Adult moths of this species have pallid orange and white transverse markings on their forewings with orange and black-marked hindwings. N. edwardsi is similar in appearance to its close relations N. elegans and N. casanova.

== Distribution ==
This species is endemic to New Zealand. It only occurs at Big Sandhill, Mission Bay on Stewart Island.

== Life cycle and behaviour ==

This species has only been seen in its natural habitat in December but it has been hypothesised that it may produce two broods in a season. The female moth lays her eggs within the flowers buds of their hostplant.
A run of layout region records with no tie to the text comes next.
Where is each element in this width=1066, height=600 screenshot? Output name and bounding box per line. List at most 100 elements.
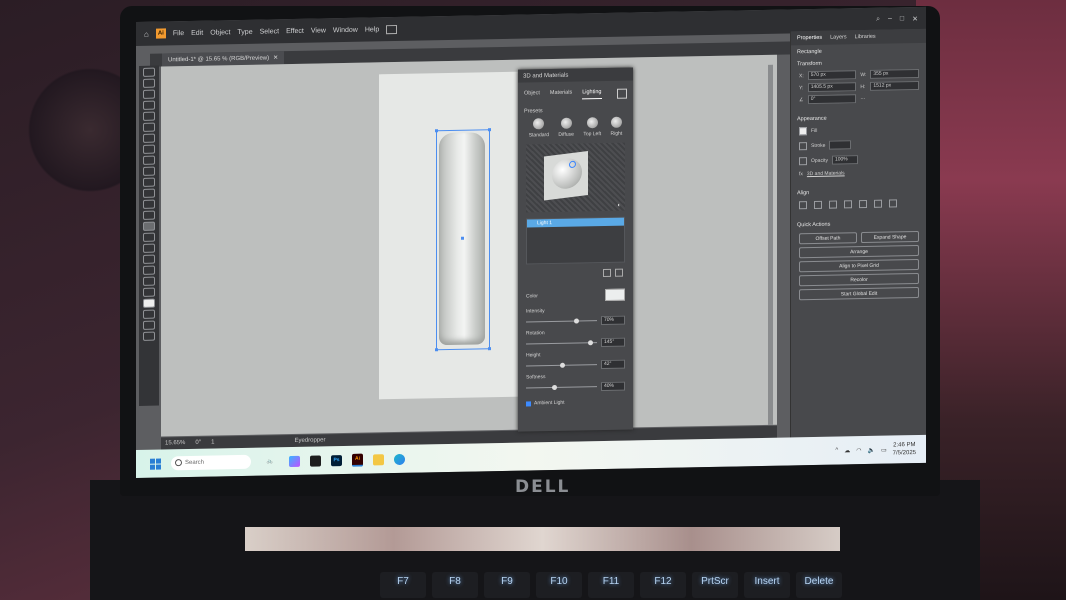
tab-object[interactable]: Object	[524, 90, 540, 100]
symbol-sprayer-tool-icon[interactable]	[143, 243, 155, 253]
effect-3d-link[interactable]: 3D and Materials	[807, 170, 845, 177]
align-pixel-grid-button[interactable]: Align to Pixel Grid	[799, 258, 919, 273]
width-field[interactable]: 355 px	[870, 68, 919, 79]
rectangle-tool-icon[interactable]	[143, 111, 155, 121]
angle-field[interactable]: 0°	[807, 94, 857, 105]
softness-value[interactable]: 40%	[601, 381, 625, 392]
ambient-light-checkbox[interactable]	[526, 400, 531, 407]
opacity-label[interactable]: Opacity	[811, 157, 828, 163]
light-preview-widget[interactable]: ◐	[526, 142, 625, 213]
type-tool-icon[interactable]	[143, 144, 155, 154]
softness-slider-thumb[interactable]	[552, 384, 558, 391]
shape-builder-tool-icon[interactable]	[143, 199, 155, 209]
eraser-tool-icon[interactable]	[143, 177, 155, 187]
preset-diffuse[interactable]: Diffuse	[558, 117, 574, 138]
intensity-slider-thumb[interactable]	[573, 318, 579, 324]
light-color-swatch[interactable]	[605, 288, 625, 301]
menu-type[interactable]: Type	[237, 28, 252, 35]
menu-view[interactable]: View	[311, 27, 326, 34]
menu-edit[interactable]: Edit	[191, 29, 203, 36]
align-left-icon[interactable]	[799, 201, 807, 210]
wifi-icon[interactable]: ◠	[856, 447, 861, 454]
cloud-icon[interactable]: ☁	[844, 447, 850, 454]
tab-properties[interactable]: Properties	[797, 35, 822, 41]
rotation-slider[interactable]	[526, 340, 597, 346]
fill-swatch[interactable]	[799, 127, 807, 136]
selection-tool-icon[interactable]	[143, 67, 155, 77]
photoshop-icon[interactable]: Ps	[331, 454, 342, 466]
artboard-tool-icon[interactable]	[143, 265, 155, 275]
start-global-edit-button[interactable]: Start Global Edit	[799, 286, 919, 301]
copilot-icon[interactable]	[289, 455, 300, 467]
height-field[interactable]: 1512 px	[870, 80, 919, 91]
preset-standard[interactable]: Standard	[529, 118, 549, 138]
menu-effect[interactable]: Effect	[286, 27, 304, 34]
zoom-tool-icon[interactable]	[143, 287, 155, 297]
rotation-slider-thumb[interactable]	[587, 340, 593, 346]
close-icon[interactable]: ✕	[912, 15, 918, 23]
preset-right[interactable]: Right	[611, 116, 622, 137]
intensity-slider[interactable]	[526, 318, 597, 324]
preset-top-left[interactable]: Top Left	[583, 117, 601, 137]
maximize-icon[interactable]: □	[900, 15, 904, 23]
align-center-icon[interactable]	[814, 200, 822, 209]
delete-light-icon[interactable]	[615, 268, 623, 277]
screen-mode-icon[interactable]	[143, 320, 155, 330]
eyedropper-tool-icon[interactable]	[143, 221, 155, 231]
render-settings-icon[interactable]	[617, 88, 627, 99]
windows-start-icon[interactable]	[150, 458, 161, 470]
gradient-tool-icon[interactable]	[143, 210, 155, 220]
menu-file[interactable]: File	[173, 30, 184, 37]
align-top-icon[interactable]	[844, 200, 852, 209]
recolor-button[interactable]: Recolor	[799, 272, 919, 287]
align-right-icon[interactable]	[829, 200, 837, 209]
search-icon[interactable]: ⌕	[876, 16, 880, 24]
selection-handle[interactable]	[435, 348, 438, 352]
expand-shape-button[interactable]: Expand Shape	[861, 230, 919, 244]
rotation-value[interactable]: 0°	[195, 440, 201, 446]
tab-layers[interactable]: Layers	[830, 34, 847, 40]
scale-tool-icon[interactable]	[143, 166, 155, 176]
menu-select[interactable]: Select	[260, 28, 279, 35]
rotate-tool-icon[interactable]	[143, 155, 155, 165]
opacity-field[interactable]: 100%	[831, 155, 858, 165]
softness-slider[interactable]	[526, 384, 597, 391]
light-1-row[interactable]: Light 1	[527, 217, 624, 228]
arrange-documents-icon[interactable]	[386, 24, 398, 34]
pencil-tool-icon[interactable]	[143, 133, 155, 143]
battery-icon[interactable]: ▭	[881, 446, 887, 453]
home-icon[interactable]: ⌂	[144, 29, 149, 38]
illustrator-taskbar-icon[interactable]: Ai	[352, 453, 363, 467]
close-tab-icon[interactable]: ✕	[273, 54, 278, 61]
blend-tool-icon[interactable]	[143, 232, 155, 242]
drawing-modes-icon[interactable]	[143, 309, 155, 319]
offset-path-button[interactable]: Offset Path	[799, 232, 857, 245]
height-slider[interactable]	[526, 362, 597, 368]
arrange-button[interactable]: Arrange	[799, 244, 919, 259]
visibility-toggle-icon[interactable]: ◐	[617, 203, 621, 209]
tab-libraries[interactable]: Libraries	[855, 34, 876, 40]
file-explorer-icon[interactable]	[373, 453, 384, 465]
pen-tool-icon[interactable]	[143, 89, 155, 99]
stroke-label[interactable]: Stroke	[811, 142, 825, 148]
x-field[interactable]: 570 px	[807, 70, 857, 81]
width-tool-icon[interactable]	[143, 188, 155, 198]
clock[interactable]: 2:46 PM 7/5/2025	[893, 441, 916, 457]
align-middle-icon[interactable]	[859, 199, 867, 209]
height-value[interactable]: 42°	[601, 359, 625, 370]
align-to-icon[interactable]	[889, 199, 897, 208]
zoom-level[interactable]: 15.65%	[165, 440, 185, 446]
more-options-icon[interactable]: ⋯	[860, 95, 866, 101]
curvature-tool-icon[interactable]	[143, 100, 155, 110]
stroke-swatch[interactable]	[799, 141, 807, 150]
menu-help[interactable]: Help	[365, 26, 379, 33]
selection-handle[interactable]	[435, 129, 438, 133]
direct-selection-tool-icon[interactable]	[143, 78, 155, 88]
height-slider-thumb[interactable]	[559, 362, 565, 368]
menu-object[interactable]: Object	[210, 29, 230, 36]
edge-icon[interactable]	[394, 453, 405, 465]
selection-handle[interactable]	[488, 128, 491, 132]
selection-bounding-box[interactable]	[435, 128, 491, 352]
y-field[interactable]: 1405.5 px	[807, 82, 857, 93]
align-bottom-icon[interactable]	[874, 199, 882, 208]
When the larvae emerge from their eggs, they eat into the leaves or buds of their host, hiding from predators. Once they are large enough, they emerge to feed from the fresh growth of the plant. N. edwardsi pupate in a loose cocoon on the ground under their host. The species spends approximately 43 days in their cocoon before emerging as an adult. N. edwardsi are day flying moths. They are low but fast flyers and constantly vibrate their wings to enable them to take off rapidly.

== Host species ==
The host plant for the larvae of N. edwardsi is the endemic plant Pimelea lyallii.

==Conservation status==
This moth is classified under the New Zealand Threat Classification system as being Nationally Critical.